Wood made from Tulips, you must be joking !

Good morning, my faithful blogworms, my title says "you must be joking", actually that's part true, let me explain.

This week is all about the Tulipwood tree

More correctly known as Linodendron Tulipifera

Tulipwood is a very sustainable hardwood that's been grown in managed forests in the USA for decades and is a stable, easy to work and tremendously durable timber.
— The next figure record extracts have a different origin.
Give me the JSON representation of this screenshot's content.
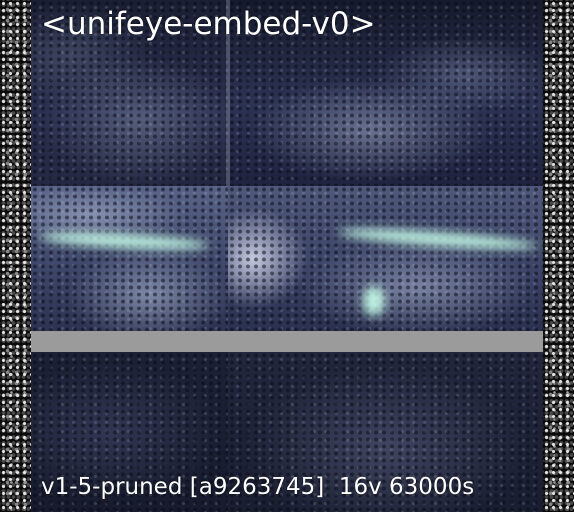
{
  "title": "<unifeye-embed-v0>",
  "footer": "v1-5-pruned [a9263745]  16v 63000s",
  "icons": {
    "grid_image": "medical-scan-image"
  }
}
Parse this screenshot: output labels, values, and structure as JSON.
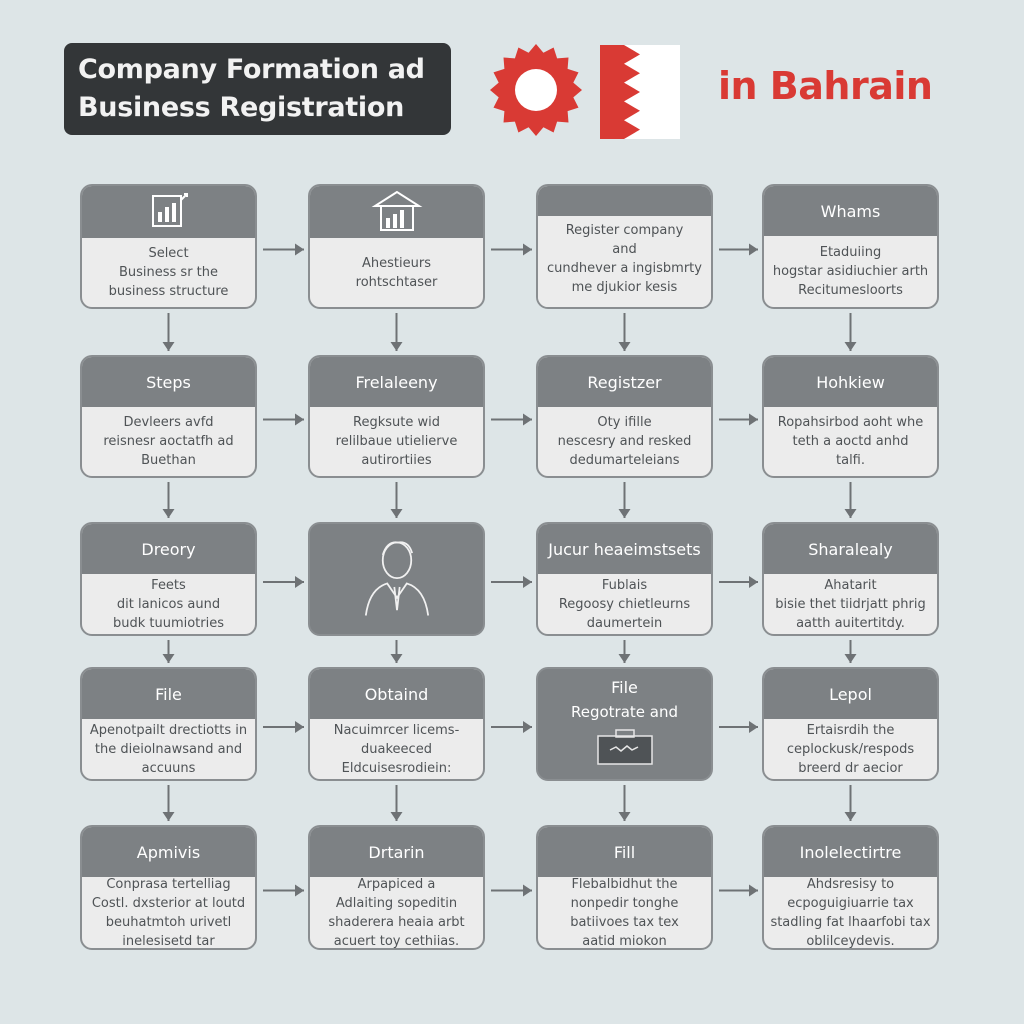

Given it's name as the flowers of the tree do strongly resemble tulips.

It is essentially a pale hardwood that can have subtle streaks of reds, yellows, greens and even the odd bit of purple tinting its grain.
Depending on where it's grown, can influence the strength of colours you find and generally the closer to the heartwood you get, the paler the timber.
In the States it's commonly used for:
Sidings for houses
Interior joinery and furniture
Guitar bodies

And with it's resistance to termites, used for barns and barn doors, outdoor seating & benches and even coffins !

It's so workable and durable, you can even build cars out it !! see pic below
Note the number plate ! ... that car's in the UK somewhere and I really, really want one !!!

We do use Tulipwood over here in Britain but it's under-used and under-publicised and when we do use it, it's usually as a painted kitchen which is a massive shame.The timber in it's natural state is absolutely gorgeous. 

With it's characteristics, it's sustainability and the fact that it's a hardwood comparable in use to Oak but at about a third less cost, we feel we really need to bang the drum for Tulipwood and get people more interested in it's use for kitchens.

We are certainly going to be doing our bit to raise it's awareness throughout 2014 and we have sample doors made right now for anyone to come in and have a look at. 

Wood made from Tulips ! .... No, but it does look as fabulous as a field of tulips in springtime and as springtime is right around the corner, now would be a good time to give it a coat of looking at !!